I am aware this approach can be problematic for permission (user/group preservation), but it doesn't happen if there is a local <-> remote user mapping or simply the numeric IDs are kept.

I am also aware this means smarter clients and might mean the Windows machine might not be able to implement this completely, but a little more security than "here is all my data" can still be achieved, can't it?

What do other people think? Am I insane or paranoid?

I think I can implement this type of protocol in some scripts (at least one for server and one for clients) and use the backup_script feature of rsnapshot to keep this clean and nice within rsnapshot.

What might prove problematic with this approach is that rsync spedup is lost (might be?) because the copy is done to a temporary directory which, I assume, is empty, so tough luck. Another problem seems to be that every time the backup is done, the client has to encrypt each of the files to backup, which seems to be a real performance penalty, especially if the data to be backed up is quite large.

Is there an encryption layer that does this automatically at file level in the same/similar manner that LUKS does for entire block devices?

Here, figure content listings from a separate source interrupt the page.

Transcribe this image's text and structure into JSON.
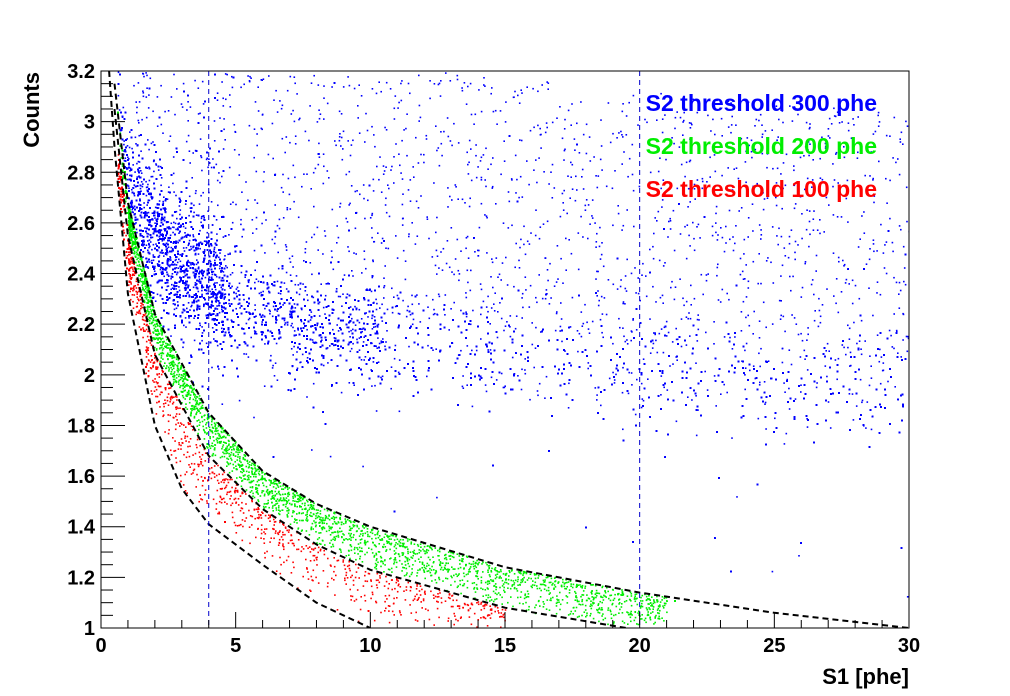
{
  "chart_data": {
    "type": "scatter",
    "title": "",
    "xlabel": "S1 [phe]",
    "ylabel": "Counts",
    "xlim": [
      0,
      30
    ],
    "ylim": [
      1,
      3.2
    ],
    "x_ticks": [
      {
        "value": 0,
        "label": "0"
      },
      {
        "value": 5,
        "label": "5"
      },
      {
        "value": 10,
        "label": "10"
      },
      {
        "value": 15,
        "label": "15"
      },
      {
        "value": 20,
        "label": "20"
      },
      {
        "value": 25,
        "label": "25"
      },
      {
        "value": 30,
        "label": "30"
      }
    ],
    "y_ticks": [
      {
        "value": 1.0,
        "label": "1"
      },
      {
        "value": 1.2,
        "label": "1.2"
      },
      {
        "value": 1.4,
        "label": "1.4"
      },
      {
        "value": 1.6,
        "label": "1.6"
      },
      {
        "value": 1.8,
        "label": "1.8"
      },
      {
        "value": 2.0,
        "label": "2"
      },
      {
        "value": 2.2,
        "label": "2.2"
      },
      {
        "value": 2.4,
        "label": "2.4"
      },
      {
        "value": 2.6,
        "label": "2.6"
      },
      {
        "value": 2.8,
        "label": "2.8"
      },
      {
        "value": 3.0,
        "label": "3"
      },
      {
        "value": 3.2,
        "label": "3.2"
      }
    ],
    "grid": false,
    "legend_position": "top-right",
    "series": [
      {
        "name": "S2 threshold 300 phe",
        "color": "#0000ff"
      },
      {
        "name": "S2 threshold 200 phe",
        "color": "#00ee00"
      },
      {
        "name": "S2 threshold 100 phe",
        "color": "#ff0000"
      }
    ],
    "band_center": [
      {
        "x": 0.8,
        "y": 2.78
      },
      {
        "x": 1.5,
        "y": 2.62
      },
      {
        "x": 2.5,
        "y": 2.47
      },
      {
        "x": 4,
        "y": 2.34
      },
      {
        "x": 6,
        "y": 2.25
      },
      {
        "x": 8,
        "y": 2.19
      },
      {
        "x": 10,
        "y": 2.15
      },
      {
        "x": 15,
        "y": 2.08
      },
      {
        "x": 20,
        "y": 2.02
      },
      {
        "x": 25,
        "y": 1.98
      },
      {
        "x": 30,
        "y": 1.94
      }
    ],
    "threshold_curves": [
      {
        "name": "curve-300",
        "color": "#000000",
        "style": "dashed",
        "points": [
          {
            "x": 0.5,
            "y": 3.15
          },
          {
            "x": 1,
            "y": 2.68
          },
          {
            "x": 2,
            "y": 2.24
          },
          {
            "x": 4,
            "y": 1.85
          },
          {
            "x": 6,
            "y": 1.62
          },
          {
            "x": 8,
            "y": 1.49
          },
          {
            "x": 10,
            "y": 1.4
          },
          {
            "x": 15,
            "y": 1.24
          },
          {
            "x": 20,
            "y": 1.14
          },
          {
            "x": 25,
            "y": 1.06
          },
          {
            "x": 30,
            "y": 1.0
          }
        ]
      },
      {
        "name": "curve-200",
        "color": "#000000",
        "style": "dashed",
        "points": [
          {
            "x": 0.5,
            "y": 3.05
          },
          {
            "x": 1,
            "y": 2.55
          },
          {
            "x": 2,
            "y": 2.08
          },
          {
            "x": 4,
            "y": 1.68
          },
          {
            "x": 6,
            "y": 1.47
          },
          {
            "x": 8,
            "y": 1.33
          },
          {
            "x": 10,
            "y": 1.23
          },
          {
            "x": 15,
            "y": 1.08
          },
          {
            "x": 19.5,
            "y": 1.0
          }
        ]
      },
      {
        "name": "curve-100",
        "color": "#000000",
        "style": "dashed",
        "points": [
          {
            "x": 0.3,
            "y": 3.2
          },
          {
            "x": 0.5,
            "y": 2.9
          },
          {
            "x": 1,
            "y": 2.32
          },
          {
            "x": 2,
            "y": 1.8
          },
          {
            "x": 3,
            "y": 1.55
          },
          {
            "x": 4,
            "y": 1.41
          },
          {
            "x": 6,
            "y": 1.25
          },
          {
            "x": 8,
            "y": 1.1
          },
          {
            "x": 10,
            "y": 1.0
          }
        ]
      }
    ],
    "vertical_lines": [
      {
        "x": 4,
        "color": "#0000cc",
        "style": "dashed"
      },
      {
        "x": 20,
        "color": "#0000cc",
        "style": "dashed"
      }
    ]
  }
}
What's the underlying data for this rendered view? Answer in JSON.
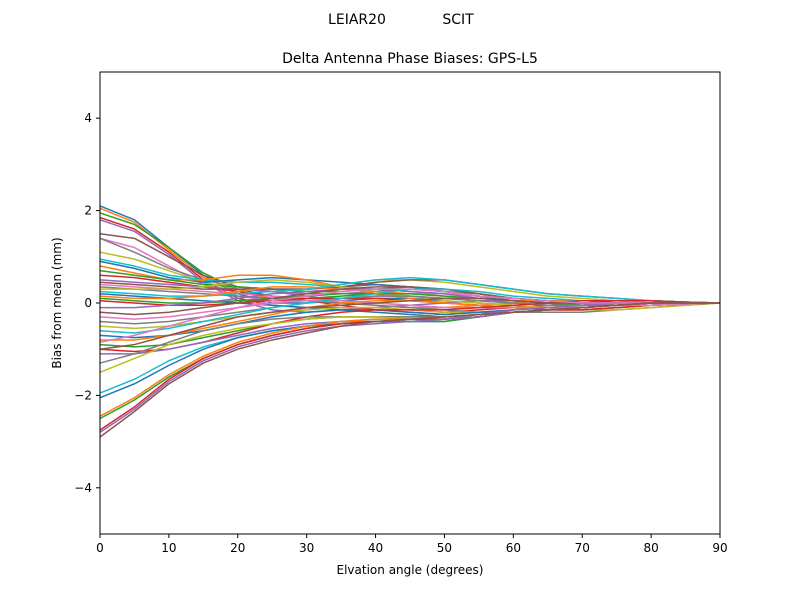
{
  "chart_data": {
    "type": "line",
    "suptitle_left": "LEIAR20",
    "suptitle_right": "SCIT",
    "title": "Delta Antenna Phase Biases: GPS-L5",
    "xlabel": "Elvation angle (degrees)",
    "ylabel": "Bias from mean (mm)",
    "xlim": [
      0,
      90
    ],
    "ylim": [
      -5,
      5
    ],
    "xticks": [
      0,
      10,
      20,
      30,
      40,
      50,
      60,
      70,
      80,
      90
    ],
    "xtick_labels": [
      "0",
      "10",
      "20",
      "30",
      "40",
      "50",
      "60",
      "70",
      "80",
      "90"
    ],
    "yticks": [
      -4,
      -2,
      0,
      2,
      4
    ],
    "ytick_labels": [
      "−4",
      "−2",
      "0",
      "2",
      "4"
    ],
    "grid": false,
    "legend": "none",
    "x": [
      0,
      5,
      10,
      15,
      20,
      25,
      30,
      35,
      40,
      45,
      50,
      55,
      60,
      65,
      70,
      75,
      80,
      85,
      90
    ],
    "colors": [
      "#1f77b4",
      "#ff7f0e",
      "#2ca02c",
      "#d62728",
      "#9467bd",
      "#8c564b",
      "#e377c2",
      "#7f7f7f",
      "#bcbd22",
      "#17becf"
    ],
    "series": [
      {
        "values": [
          2.1,
          1.8,
          1.2,
          0.6,
          0.2,
          0.0,
          0.0,
          0.05,
          0.1,
          0.1,
          0.05,
          0.0,
          -0.05,
          -0.1,
          -0.1,
          -0.05,
          0.0,
          0.0,
          0.0
        ]
      },
      {
        "values": [
          2.05,
          1.75,
          1.15,
          0.55,
          0.25,
          0.1,
          0.05,
          0.0,
          -0.05,
          -0.1,
          -0.1,
          -0.05,
          0.0,
          0.05,
          0.05,
          0.05,
          0.0,
          0.0,
          0.0
        ]
      },
      {
        "values": [
          1.95,
          1.7,
          1.2,
          0.65,
          0.3,
          0.15,
          0.1,
          0.15,
          0.2,
          0.15,
          0.1,
          0.05,
          0.0,
          -0.05,
          -0.05,
          0.0,
          0.0,
          0.0,
          0.0
        ]
      },
      {
        "values": [
          1.85,
          1.6,
          1.1,
          0.5,
          0.1,
          -0.05,
          -0.1,
          -0.1,
          -0.1,
          -0.15,
          -0.2,
          -0.15,
          -0.1,
          -0.05,
          0.0,
          0.05,
          0.05,
          0.02,
          0.0
        ]
      },
      {
        "values": [
          1.8,
          1.55,
          1.05,
          0.45,
          0.05,
          -0.15,
          -0.2,
          -0.15,
          -0.1,
          -0.05,
          0.0,
          0.05,
          0.05,
          0.05,
          0.0,
          0.0,
          0.0,
          0.0,
          0.0
        ]
      },
      {
        "values": [
          1.5,
          1.4,
          1.0,
          0.6,
          0.35,
          0.3,
          0.3,
          0.35,
          0.4,
          0.35,
          0.25,
          0.15,
          0.05,
          0.0,
          -0.05,
          -0.05,
          -0.05,
          -0.02,
          0.0
        ]
      },
      {
        "values": [
          1.4,
          1.2,
          0.8,
          0.4,
          0.15,
          0.05,
          0.05,
          0.1,
          0.15,
          0.15,
          0.1,
          0.05,
          0.0,
          -0.05,
          -0.05,
          -0.05,
          0.0,
          0.0,
          0.0
        ]
      },
      {
        "values": [
          1.4,
          1.1,
          0.75,
          0.5,
          0.35,
          0.25,
          0.2,
          0.2,
          0.25,
          0.3,
          0.25,
          0.2,
          0.1,
          0.05,
          0.0,
          0.0,
          0.0,
          0.0,
          0.0
        ]
      },
      {
        "values": [
          1.1,
          0.95,
          0.7,
          0.45,
          0.3,
          0.25,
          0.3,
          0.4,
          0.5,
          0.5,
          0.45,
          0.35,
          0.25,
          0.15,
          0.1,
          0.05,
          0.0,
          0.0,
          0.0
        ]
      },
      {
        "values": [
          0.95,
          0.8,
          0.6,
          0.5,
          0.45,
          0.45,
          0.4,
          0.35,
          0.3,
          0.25,
          0.2,
          0.15,
          0.1,
          0.05,
          0.0,
          0.0,
          0.0,
          0.0,
          0.0
        ]
      },
      {
        "values": [
          0.9,
          0.75,
          0.55,
          0.45,
          0.5,
          0.55,
          0.5,
          0.45,
          0.4,
          0.35,
          0.25,
          0.15,
          0.05,
          0.0,
          -0.05,
          -0.05,
          -0.05,
          -0.02,
          0.0
        ]
      },
      {
        "values": [
          0.8,
          0.65,
          0.5,
          0.5,
          0.6,
          0.6,
          0.5,
          0.35,
          0.2,
          0.1,
          0.0,
          -0.05,
          -0.1,
          -0.15,
          -0.15,
          -0.1,
          -0.05,
          -0.02,
          0.0
        ]
      },
      {
        "values": [
          0.7,
          0.6,
          0.5,
          0.4,
          0.35,
          0.3,
          0.25,
          0.25,
          0.3,
          0.35,
          0.3,
          0.2,
          0.1,
          0.05,
          0.05,
          0.05,
          0.05,
          0.02,
          0.0
        ]
      },
      {
        "values": [
          0.6,
          0.55,
          0.45,
          0.35,
          0.25,
          0.15,
          0.05,
          -0.05,
          -0.15,
          -0.2,
          -0.25,
          -0.2,
          -0.15,
          -0.1,
          -0.05,
          0.0,
          0.0,
          0.0,
          0.0
        ]
      },
      {
        "values": [
          0.5,
          0.45,
          0.4,
          0.35,
          0.3,
          0.25,
          0.15,
          0.05,
          0.0,
          -0.05,
          -0.1,
          -0.1,
          -0.1,
          -0.15,
          -0.15,
          -0.1,
          -0.05,
          -0.02,
          0.0
        ]
      },
      {
        "values": [
          0.45,
          0.4,
          0.35,
          0.3,
          0.3,
          0.3,
          0.3,
          0.35,
          0.45,
          0.5,
          0.5,
          0.4,
          0.3,
          0.2,
          0.15,
          0.1,
          0.05,
          0.02,
          0.0
        ]
      },
      {
        "values": [
          0.4,
          0.35,
          0.3,
          0.25,
          0.2,
          0.15,
          0.1,
          0.1,
          0.15,
          0.2,
          0.2,
          0.15,
          0.1,
          0.05,
          0.0,
          -0.05,
          -0.05,
          -0.02,
          0.0
        ]
      },
      {
        "values": [
          0.35,
          0.3,
          0.25,
          0.2,
          0.15,
          0.1,
          0.05,
          0.0,
          -0.05,
          -0.1,
          -0.15,
          -0.2,
          -0.2,
          -0.2,
          -0.2,
          -0.15,
          -0.1,
          -0.05,
          0.0
        ]
      },
      {
        "values": [
          0.3,
          0.3,
          0.3,
          0.35,
          0.45,
          0.5,
          0.45,
          0.35,
          0.25,
          0.15,
          0.05,
          0.0,
          -0.05,
          -0.1,
          -0.15,
          -0.15,
          -0.1,
          -0.05,
          0.0
        ]
      },
      {
        "values": [
          0.25,
          0.2,
          0.15,
          0.15,
          0.2,
          0.25,
          0.3,
          0.4,
          0.5,
          0.55,
          0.5,
          0.4,
          0.3,
          0.2,
          0.15,
          0.1,
          0.05,
          0.02,
          0.0
        ]
      },
      {
        "values": [
          0.2,
          0.15,
          0.1,
          0.05,
          0.0,
          -0.05,
          -0.1,
          -0.15,
          -0.2,
          -0.25,
          -0.3,
          -0.25,
          -0.2,
          -0.15,
          -0.1,
          -0.05,
          0.0,
          0.0,
          0.0
        ]
      },
      {
        "values": [
          0.15,
          0.1,
          0.1,
          0.15,
          0.25,
          0.35,
          0.35,
          0.3,
          0.25,
          0.2,
          0.15,
          0.1,
          0.05,
          0.05,
          0.05,
          0.05,
          0.05,
          0.02,
          0.0
        ]
      },
      {
        "values": [
          0.1,
          0.05,
          0.0,
          0.0,
          0.05,
          0.1,
          0.15,
          0.2,
          0.2,
          0.2,
          0.15,
          0.1,
          0.05,
          0.0,
          -0.05,
          -0.05,
          -0.05,
          -0.02,
          0.0
        ]
      },
      {
        "values": [
          0.05,
          0.0,
          -0.05,
          -0.05,
          0.0,
          0.05,
          0.1,
          0.1,
          0.1,
          0.05,
          0.0,
          -0.05,
          -0.1,
          -0.15,
          -0.15,
          -0.1,
          -0.05,
          -0.02,
          0.0
        ]
      },
      {
        "values": [
          -0.1,
          -0.1,
          -0.05,
          0.0,
          0.1,
          0.2,
          0.25,
          0.3,
          0.3,
          0.25,
          0.2,
          0.1,
          0.05,
          0.0,
          0.0,
          0.0,
          0.0,
          0.0,
          0.0
        ]
      },
      {
        "values": [
          -0.2,
          -0.25,
          -0.2,
          -0.1,
          0.0,
          0.1,
          0.2,
          0.3,
          0.35,
          0.35,
          0.3,
          0.2,
          0.1,
          0.05,
          0.0,
          -0.05,
          -0.05,
          -0.02,
          0.0
        ]
      },
      {
        "values": [
          -0.3,
          -0.35,
          -0.3,
          -0.2,
          -0.1,
          0.0,
          0.05,
          0.05,
          0.0,
          -0.05,
          -0.1,
          -0.1,
          -0.1,
          -0.1,
          -0.1,
          -0.05,
          -0.05,
          -0.02,
          0.0
        ]
      },
      {
        "values": [
          -0.4,
          -0.45,
          -0.4,
          -0.3,
          -0.2,
          -0.1,
          0.0,
          0.1,
          0.15,
          0.15,
          0.1,
          0.05,
          0.0,
          -0.05,
          -0.05,
          -0.05,
          0.0,
          0.0,
          0.0
        ]
      },
      {
        "values": [
          -0.5,
          -0.55,
          -0.5,
          -0.4,
          -0.3,
          -0.2,
          -0.15,
          -0.1,
          -0.1,
          -0.15,
          -0.2,
          -0.2,
          -0.15,
          -0.1,
          -0.05,
          0.0,
          0.0,
          0.0,
          0.0
        ]
      },
      {
        "values": [
          -0.6,
          -0.65,
          -0.55,
          -0.4,
          -0.25,
          -0.1,
          0.0,
          0.1,
          0.2,
          0.3,
          0.3,
          0.25,
          0.15,
          0.1,
          0.05,
          0.05,
          0.05,
          0.02,
          0.0
        ]
      },
      {
        "values": [
          -0.7,
          -0.75,
          -0.7,
          -0.6,
          -0.45,
          -0.3,
          -0.2,
          -0.15,
          -0.15,
          -0.2,
          -0.25,
          -0.2,
          -0.15,
          -0.1,
          -0.05,
          0.0,
          0.0,
          0.0,
          0.0
        ]
      },
      {
        "values": [
          -0.8,
          -0.8,
          -0.7,
          -0.55,
          -0.4,
          -0.25,
          -0.1,
          0.0,
          0.05,
          0.05,
          0.0,
          -0.05,
          -0.1,
          -0.1,
          -0.05,
          0.0,
          0.0,
          0.0,
          0.0
        ]
      },
      {
        "values": [
          -0.9,
          -0.95,
          -0.9,
          -0.75,
          -0.6,
          -0.45,
          -0.35,
          -0.3,
          -0.3,
          -0.3,
          -0.3,
          -0.25,
          -0.2,
          -0.15,
          -0.1,
          -0.05,
          0.0,
          0.0,
          0.0
        ]
      },
      {
        "values": [
          -1.0,
          -1.05,
          -1.0,
          -0.85,
          -0.65,
          -0.45,
          -0.3,
          -0.2,
          -0.15,
          -0.15,
          -0.15,
          -0.1,
          -0.05,
          0.0,
          0.05,
          0.05,
          0.05,
          0.02,
          0.0
        ]
      },
      {
        "values": [
          -1.1,
          -1.1,
          -1.0,
          -0.85,
          -0.7,
          -0.55,
          -0.45,
          -0.4,
          -0.4,
          -0.4,
          -0.35,
          -0.25,
          -0.15,
          -0.1,
          -0.05,
          0.0,
          0.0,
          0.0,
          0.0
        ]
      },
      {
        "values": [
          -1.0,
          -0.9,
          -0.7,
          -0.5,
          -0.3,
          -0.2,
          -0.1,
          -0.05,
          0.0,
          0.05,
          0.1,
          0.1,
          0.05,
          0.0,
          0.0,
          0.0,
          0.0,
          0.0,
          0.0
        ]
      },
      {
        "values": [
          -0.85,
          -0.7,
          -0.5,
          -0.3,
          -0.1,
          0.05,
          0.15,
          0.25,
          0.3,
          0.3,
          0.25,
          0.15,
          0.1,
          0.05,
          0.0,
          0.0,
          0.0,
          0.0,
          0.0
        ]
      },
      {
        "values": [
          -1.3,
          -1.1,
          -0.85,
          -0.6,
          -0.45,
          -0.35,
          -0.3,
          -0.3,
          -0.3,
          -0.3,
          -0.3,
          -0.25,
          -0.2,
          -0.15,
          -0.1,
          -0.05,
          0.0,
          0.0,
          0.0
        ]
      },
      {
        "values": [
          -1.5,
          -1.2,
          -0.9,
          -0.7,
          -0.55,
          -0.45,
          -0.35,
          -0.3,
          -0.3,
          -0.35,
          -0.35,
          -0.3,
          -0.2,
          -0.15,
          -0.1,
          -0.05,
          0.0,
          0.0,
          0.0
        ]
      },
      {
        "values": [
          -1.95,
          -1.65,
          -1.25,
          -0.95,
          -0.75,
          -0.6,
          -0.5,
          -0.4,
          -0.35,
          -0.35,
          -0.35,
          -0.3,
          -0.2,
          -0.15,
          -0.1,
          -0.05,
          0.0,
          0.0,
          0.0
        ]
      },
      {
        "values": [
          -2.05,
          -1.75,
          -1.35,
          -1.0,
          -0.75,
          -0.6,
          -0.5,
          -0.45,
          -0.4,
          -0.4,
          -0.4,
          -0.3,
          -0.2,
          -0.15,
          -0.1,
          -0.05,
          0.0,
          0.0,
          0.0
        ]
      },
      {
        "values": [
          -2.45,
          -2.05,
          -1.55,
          -1.15,
          -0.85,
          -0.65,
          -0.5,
          -0.4,
          -0.35,
          -0.35,
          -0.35,
          -0.3,
          -0.2,
          -0.15,
          -0.1,
          -0.05,
          0.0,
          0.0,
          0.0
        ]
      },
      {
        "values": [
          -2.5,
          -2.1,
          -1.6,
          -1.2,
          -0.9,
          -0.7,
          -0.55,
          -0.45,
          -0.4,
          -0.4,
          -0.4,
          -0.3,
          -0.2,
          -0.15,
          -0.1,
          -0.05,
          0.0,
          0.0,
          0.0
        ]
      },
      {
        "values": [
          -2.75,
          -2.25,
          -1.65,
          -1.2,
          -0.9,
          -0.7,
          -0.55,
          -0.45,
          -0.4,
          -0.35,
          -0.35,
          -0.3,
          -0.2,
          -0.15,
          -0.1,
          -0.05,
          0.0,
          0.0,
          0.0
        ]
      },
      {
        "values": [
          -2.8,
          -2.3,
          -1.7,
          -1.25,
          -0.95,
          -0.75,
          -0.6,
          -0.5,
          -0.45,
          -0.4,
          -0.35,
          -0.3,
          -0.2,
          -0.15,
          -0.1,
          -0.05,
          0.0,
          0.0,
          0.0
        ]
      },
      {
        "values": [
          -2.9,
          -2.35,
          -1.75,
          -1.3,
          -1.0,
          -0.8,
          -0.65,
          -0.5,
          -0.4,
          -0.35,
          -0.3,
          -0.25,
          -0.2,
          -0.15,
          -0.1,
          -0.05,
          0.0,
          0.0,
          0.0
        ]
      }
    ]
  }
}
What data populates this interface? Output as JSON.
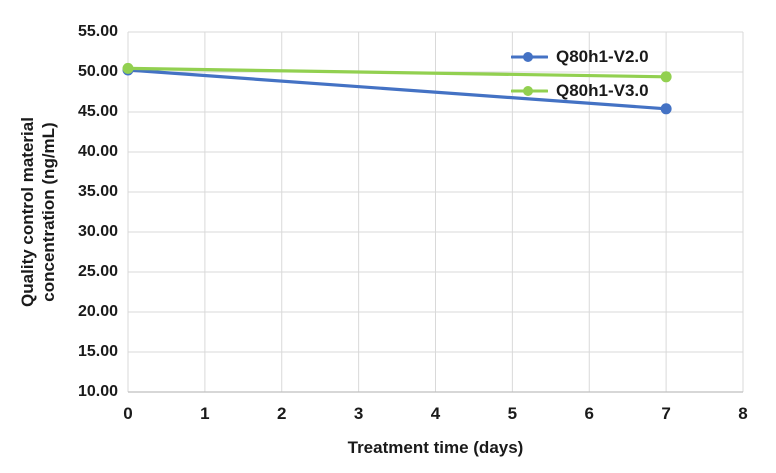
{
  "chart_data": {
    "type": "line",
    "title": "",
    "xlabel": "Treatment time (days)",
    "ylabel": "Quality control material concentration (ng/mL)",
    "ylabel_lines": [
      "Quality control material",
      "concentration (ng/mL)"
    ],
    "xlim": [
      0,
      8
    ],
    "ylim": [
      10,
      55
    ],
    "xticks": [
      "0",
      "1",
      "2",
      "3",
      "4",
      "5",
      "6",
      "7",
      "8"
    ],
    "yticks": [
      "55.00",
      "50.00",
      "45.00",
      "40.00",
      "35.00",
      "30.00",
      "25.00",
      "20.00",
      "15.00",
      "10.00"
    ],
    "grid": true,
    "grid_color": "#d9d9d9",
    "axis_line_color": "#bfbfbf",
    "tick_text_color": "#1a1a1a",
    "legend_position": "inside-top-right",
    "series": [
      {
        "name": "Q80h1-V2.0",
        "color": "#4472C4",
        "x": [
          0,
          7
        ],
        "y": [
          50.25,
          45.4
        ]
      },
      {
        "name": "Q80h1-V3.0",
        "color": "#92D050",
        "x": [
          0,
          7
        ],
        "y": [
          50.45,
          49.4
        ]
      }
    ]
  }
}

Having the right file names, but with scrambled/encrypted contents seems to be the ideal solution from this PoV.

Thanks for reading and possible suggestions you might point me to.

P.S.: I just thought of this, if there was an encryption layer implemented with fuse which is mounted in some directory on the client machine, the default rsnapshot mechanism could actually work, and this would mitigate the data accessibility issue and the performance issue since that file system could be contained within a chroot and the encryption/scrambling would be done transparently on the client, so no data is plainly accessible. Does anybody know such a FUSE implementation that does on-the-fly file encryption?

P.P.S.: EncFS does exactly what I want with its --reverse option which is exactly designed for this purpose:
Normally EncFS provides a plaintext view of data on demand. Normally it stores enciphered data and displays plaintext data. With --reverse it takes as source plaintext data and produces enciphered data on-demand. This can be useful for creating remote encrypted backups, where you do not wish to keep the local files unencrypted.